O terceiro discute-se assim. – Parece que a missão invisível da Pessoa divina não é só quanto ao dom da graça santificante.
1. – Pois, ser enviada a Pessoa divina é o mesmo que ser doada. Por onde, se a Pessoa divina é enviada só quanto aos dons da graça santificante, não será doada a Pessoa divina, mas só os seus dons. Ora, afirmá-lo é o erro dos que dizem não ser o Espírito Santo dado, mas apenas, os seus dons.
2. Demais. – A expressão – quanto – implica uma relação causal. Ora, a Pessoa divina é causa de possuirmos o dom da graça santificante e não, inversamente, conforme a Escritura (Rm 5, 5): A caridade de Deus está derramada em nossos corações pelo Espírito Santo, que nos foi dado. Logo, inconvenientemente se diz que a Pessoa divina é enviada quanto aos dons da graça santificante.

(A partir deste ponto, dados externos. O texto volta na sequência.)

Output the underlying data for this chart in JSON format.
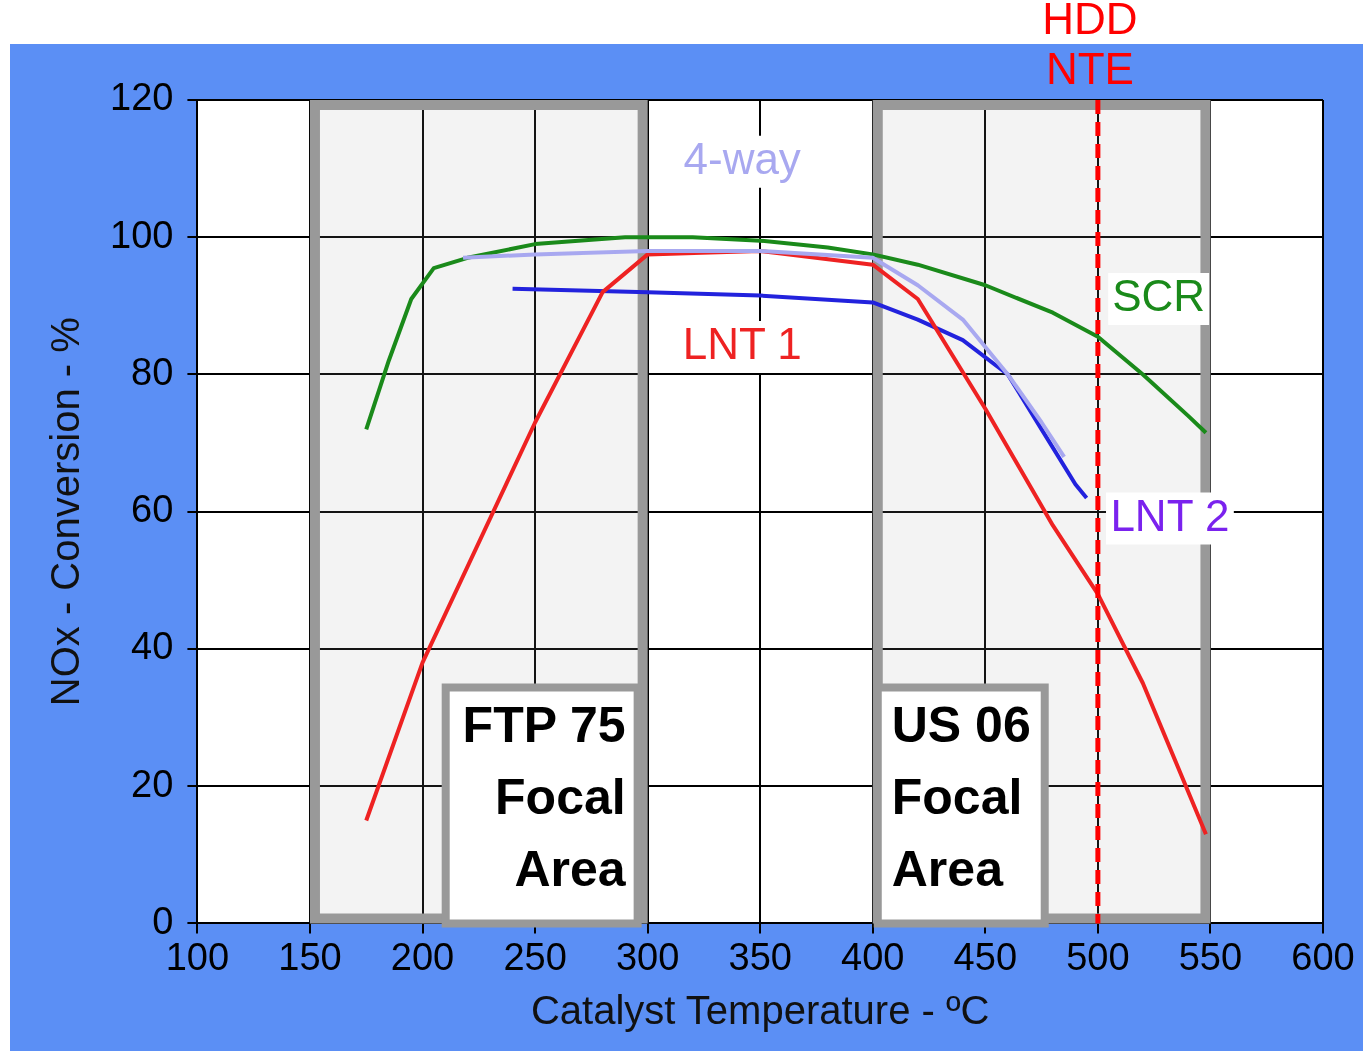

3. Demais. – Agostinho ensina: Diz-se que o Filho é enviado porque é percebido temporalmente pelo nosso espírito [1]. Ora, o Filho é conhecido, não só pela graça santificante, mas também pela graça gratuita, assim como pela fé e pela ciência. Logo, a Pessoa divina não é enviada quanto apenas à graça santificante.

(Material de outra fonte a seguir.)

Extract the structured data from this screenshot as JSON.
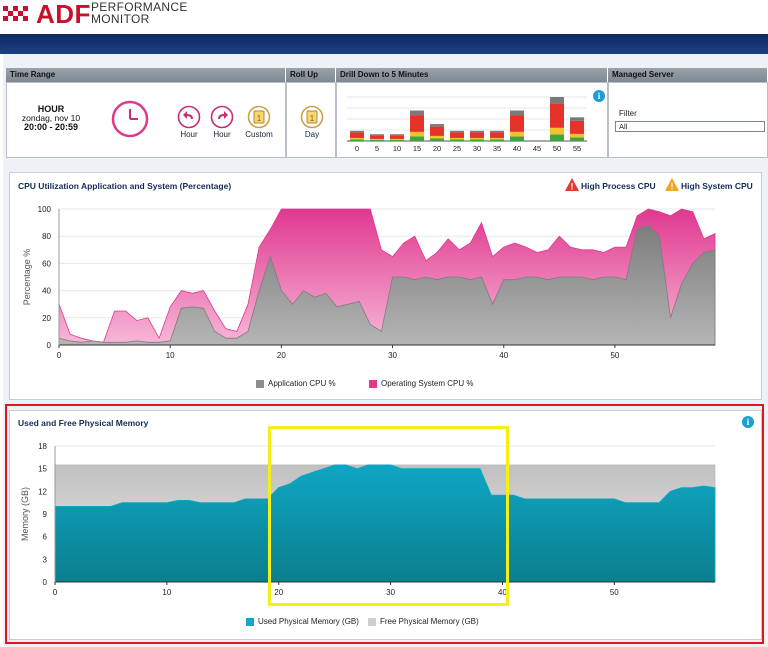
{
  "brand": {
    "name": "ADF",
    "sub1": "PERFORMANCE",
    "sub2": "MONITOR"
  },
  "panels": {
    "time_range": "Time Range",
    "roll_up": "Roll Up",
    "drill_down": "Drill Down to 5 Minutes",
    "managed_server": "Managed Server"
  },
  "time_range": {
    "unit": "HOUR",
    "date": "zondag, nov 10",
    "span": "20:00 - 20:59"
  },
  "buttons": {
    "hour_back": "Hour",
    "hour_fwd": "Hour",
    "custom": "Custom",
    "day": "Day"
  },
  "filter": {
    "label": "Filter",
    "value": "All"
  },
  "drill_chart": {
    "ticks": [
      "0",
      "5",
      "10",
      "15",
      "20",
      "25",
      "30",
      "35",
      "40",
      "45",
      "50",
      "55"
    ]
  },
  "cpu_chart": {
    "title": "CPU Utilization Application and System (Percentage)",
    "warn_high_process": "High Process CPU",
    "warn_high_system": "High System CPU",
    "ylabel": "Percentage %",
    "legend_app": "Application CPU %",
    "legend_os": "Operating System CPU %"
  },
  "mem_chart": {
    "title": "Used and Free Physical Memory",
    "ylabel": "Memory (GB)",
    "legend_used": "Used Physical Memory (GB)",
    "legend_free": "Free Physical Memory (GB)"
  },
  "chart_data": [
    {
      "type": "bar",
      "title": "Drill Down to 5 Minutes",
      "categories": [
        "0",
        "5",
        "10",
        "15",
        "20",
        "25",
        "30",
        "35",
        "40",
        "45",
        "50",
        "55"
      ],
      "series": [
        {
          "values": [
            3,
            2,
            2,
            9,
            5,
            3,
            3,
            3,
            9,
            0,
            13,
            7
          ]
        }
      ]
    },
    {
      "type": "area",
      "title": "CPU Utilization Application and System (Percentage)",
      "ylabel": "Percentage %",
      "ylim": [
        0,
        100
      ],
      "x": [
        0,
        1,
        2,
        3,
        4,
        5,
        6,
        7,
        8,
        9,
        10,
        11,
        12,
        13,
        14,
        15,
        16,
        17,
        18,
        19,
        20,
        21,
        22,
        23,
        24,
        25,
        26,
        27,
        28,
        29,
        30,
        31,
        32,
        33,
        34,
        35,
        36,
        37,
        38,
        39,
        40,
        41,
        42,
        43,
        44,
        45,
        46,
        47,
        48,
        49,
        50,
        51,
        52,
        53,
        54,
        55,
        56,
        57,
        58,
        59
      ],
      "series": [
        {
          "name": "Application CPU %",
          "values": [
            5,
            3,
            2,
            3,
            2,
            2,
            2,
            3,
            2,
            2,
            3,
            27,
            28,
            27,
            10,
            5,
            5,
            10,
            40,
            65,
            40,
            30,
            40,
            35,
            38,
            28,
            30,
            32,
            15,
            10,
            50,
            50,
            48,
            50,
            48,
            50,
            50,
            48,
            50,
            30,
            48,
            48,
            50,
            50,
            48,
            50,
            50,
            50,
            48,
            50,
            50,
            48,
            85,
            88,
            80,
            20,
            45,
            60,
            68,
            70
          ]
        },
        {
          "name": "Operating System CPU %",
          "values": [
            30,
            8,
            5,
            3,
            2,
            25,
            25,
            18,
            20,
            5,
            28,
            40,
            38,
            40,
            25,
            12,
            10,
            30,
            72,
            85,
            100,
            100,
            100,
            100,
            100,
            100,
            100,
            100,
            100,
            70,
            65,
            75,
            80,
            62,
            68,
            78,
            70,
            75,
            90,
            65,
            72,
            75,
            72,
            68,
            70,
            80,
            72,
            70,
            70,
            68,
            72,
            72,
            95,
            100,
            98,
            95,
            100,
            98,
            78,
            82
          ]
        }
      ]
    },
    {
      "type": "area",
      "title": "Used and Free Physical Memory",
      "ylabel": "Memory (GB)",
      "ylim": [
        0,
        18
      ],
      "x": [
        0,
        1,
        2,
        3,
        4,
        5,
        6,
        7,
        8,
        9,
        10,
        11,
        12,
        13,
        14,
        15,
        16,
        17,
        18,
        19,
        20,
        21,
        22,
        23,
        24,
        25,
        26,
        27,
        28,
        29,
        30,
        31,
        32,
        33,
        34,
        35,
        36,
        37,
        38,
        39,
        40,
        41,
        42,
        43,
        44,
        45,
        46,
        47,
        48,
        49,
        50,
        51,
        52,
        53,
        54,
        55,
        56,
        57,
        58,
        59
      ],
      "series": [
        {
          "name": "Used Physical Memory (GB)",
          "values": [
            10,
            10,
            10,
            10,
            10,
            10,
            10.5,
            10.5,
            10.5,
            10.5,
            10.5,
            10.8,
            10.8,
            10.5,
            10.5,
            10.5,
            10.5,
            11,
            11,
            11,
            12.5,
            13,
            14,
            14.5,
            15,
            15.5,
            15.5,
            15,
            15.5,
            15.5,
            15.5,
            15,
            15,
            15,
            15,
            15,
            15,
            15,
            15,
            11.5,
            11.5,
            11.5,
            11,
            11,
            11,
            11,
            11,
            11,
            11,
            11,
            11,
            10.5,
            10.5,
            10.5,
            10.5,
            12,
            12.5,
            12.5,
            12.7,
            12.5
          ]
        },
        {
          "name": "Free Physical Memory (GB)",
          "values": [
            15.5,
            15.5,
            15.5,
            15.5,
            15.5,
            15.5,
            15.5,
            15.5,
            15.5,
            15.5,
            15.5,
            15.5,
            15.5,
            15.5,
            15.5,
            15.5,
            15.5,
            15.5,
            15.5,
            15.5,
            15.5,
            15.5,
            15.5,
            15.5,
            15.5,
            15.5,
            15.5,
            15.5,
            15.5,
            15.5,
            15.5,
            15.5,
            15.5,
            15.5,
            15.5,
            15.5,
            15.5,
            15.5,
            15.5,
            15.5,
            15.5,
            15.5,
            15.5,
            15.5,
            15.5,
            15.5,
            15.5,
            15.5,
            15.5,
            15.5,
            15.5,
            15.5,
            15.5,
            15.5,
            15.5,
            15.5,
            15.5,
            15.5,
            15.5,
            15.5
          ]
        }
      ]
    }
  ]
}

4. Demais. – Rábano diz que o Espírito Santo foi dado aos Apóstolos para operarem milagres [2]. Pelo que não é um dom de graça santificante, mas da gratuidade. Logo, a Pessoa divina não é dada somente quanto à graça santificante.

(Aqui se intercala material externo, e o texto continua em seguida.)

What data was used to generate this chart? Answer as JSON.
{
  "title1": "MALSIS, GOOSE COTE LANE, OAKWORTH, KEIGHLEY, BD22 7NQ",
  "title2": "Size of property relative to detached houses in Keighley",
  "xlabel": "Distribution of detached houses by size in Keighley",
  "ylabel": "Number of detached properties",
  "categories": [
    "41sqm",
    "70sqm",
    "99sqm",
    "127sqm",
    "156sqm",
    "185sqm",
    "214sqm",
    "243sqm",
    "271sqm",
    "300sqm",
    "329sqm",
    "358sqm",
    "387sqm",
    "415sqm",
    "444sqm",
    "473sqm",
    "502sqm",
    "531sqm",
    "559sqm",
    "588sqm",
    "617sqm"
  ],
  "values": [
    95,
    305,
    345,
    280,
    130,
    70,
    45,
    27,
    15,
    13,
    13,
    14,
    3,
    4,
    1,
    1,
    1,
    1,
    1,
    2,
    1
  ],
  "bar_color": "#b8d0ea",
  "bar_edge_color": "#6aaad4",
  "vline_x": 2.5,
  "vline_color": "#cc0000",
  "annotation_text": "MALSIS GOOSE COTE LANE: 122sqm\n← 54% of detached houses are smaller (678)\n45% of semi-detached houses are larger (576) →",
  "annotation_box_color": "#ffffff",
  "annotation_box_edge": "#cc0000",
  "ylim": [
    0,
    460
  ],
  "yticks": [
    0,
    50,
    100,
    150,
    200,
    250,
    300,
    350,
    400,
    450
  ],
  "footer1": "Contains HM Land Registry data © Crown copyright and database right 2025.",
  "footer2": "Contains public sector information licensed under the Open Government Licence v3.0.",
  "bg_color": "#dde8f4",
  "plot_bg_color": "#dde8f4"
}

Mas, em contrário, diz Agostinho, que o Espírito Santo procede temporalmente, para santificar a criatura [3]. Ora, a missão é a processão temporal. Logo, como a santificação da criatura não se opera senão pela graça santificante, segue-se que a missão invisível da Pessoa divina não existe senão pela graça santificante.
À Pessoa divina convém o ser enviada, no sentido em que existe de novo modo em alguém; e ser dada, no sentido de ser possuída por alguém. Ora, nada disto é possível senão pela graça santificante. Pois, há um modo comum pelo qual Deus está em todas as coisas pela essência, pela potência e pela presença; assim como a causa está nos efeitos que participam da sua bondade. Mas além desse modo comum, há um modo especial, que convém a natureza racional, na qual dizemos que Deus está, como o conhecido, no conhecente, e o amado, no amante. E porque, conhecendo e amando, a criatura racional atinge, pela sua operação, o próprio Deus; deste modo especial dizemos não somente que Deus está na criatura racional, mas também nela habita, como no seu templo. E assim, nenhum outro efeito pode ser a razão de estar a Pessoa divina na criatura racional, de novo modo, senão a graça santificante. Por onde, somente quanto a tal graça a Pessoa divina é enviada e procede temporalmente. – Semelhantemente, consideramo-nos possuidores só daquilo de que livremente podemos usar ou gozar. Ora, o poder de gozar a Pessoa divina só é possível pela graça santificante. – Contudo, pelo próprio dom dessa graça possuímos o Espírito Santo que habita em nós. Por onde, o próprio Espírito Santo é dado e é enviado.
DONDE A RESPOSTA À PRIMEIRA OBJEÇÃO. – O dom da graça santificante aperfeiçoa a criatura racional, para que livremente use, não só do próprio dom criado, mas para que também goze da própria Pessoa divina. E assim, a missão invisível se opera pelo dom da graça santificante; e contudo a própria Pessoa divina é dada.
RESPOSTA À SEGUNDA. – A graça santificante dispõe a alma para receber a Pessoa divina, e é o que queremos significar quando dizemos que o Espírito Santo é dado, quanto ao dom da graça. Contudo, o próprio dom da graça vem do Espírito Santo; e isto exprimimo-lo quando dizemos que a caridade está derramada em nossos corações pelo Espírito Santo.
RESPOSTA À TERCEIRA. – Embora por alguns outros efeitos o Filho possa ser conhecido por nós, todavia não habita em nós nem é possuído por nós, por outros efeitos.
RESPOSTA À QUARTA. – Fazer milagres manifesta a graça santificante, assim como a manifesta o dom da profecia e qualquer graça gratuita. Por isso, a graça gratuita é chamada manifestação do Espírito. Assim, pois, se diz que o Espírito Santo foi dado aos Apóstolos para fazerem milagres, porque lhes foi dada a graça santificante como sinal manifestativo. Se, porém, fosse dado somente o sinal da graça santificante, sem a graça, não se diria ter sido dado o Espírito Santo, pura e simplesmente; senão talvez com alguma determinação, assim como se diz que é dado o espírito profético ou de milagres, a quem recebeu do Espírito Santo a virtude de profetizar ou de fazer milagres.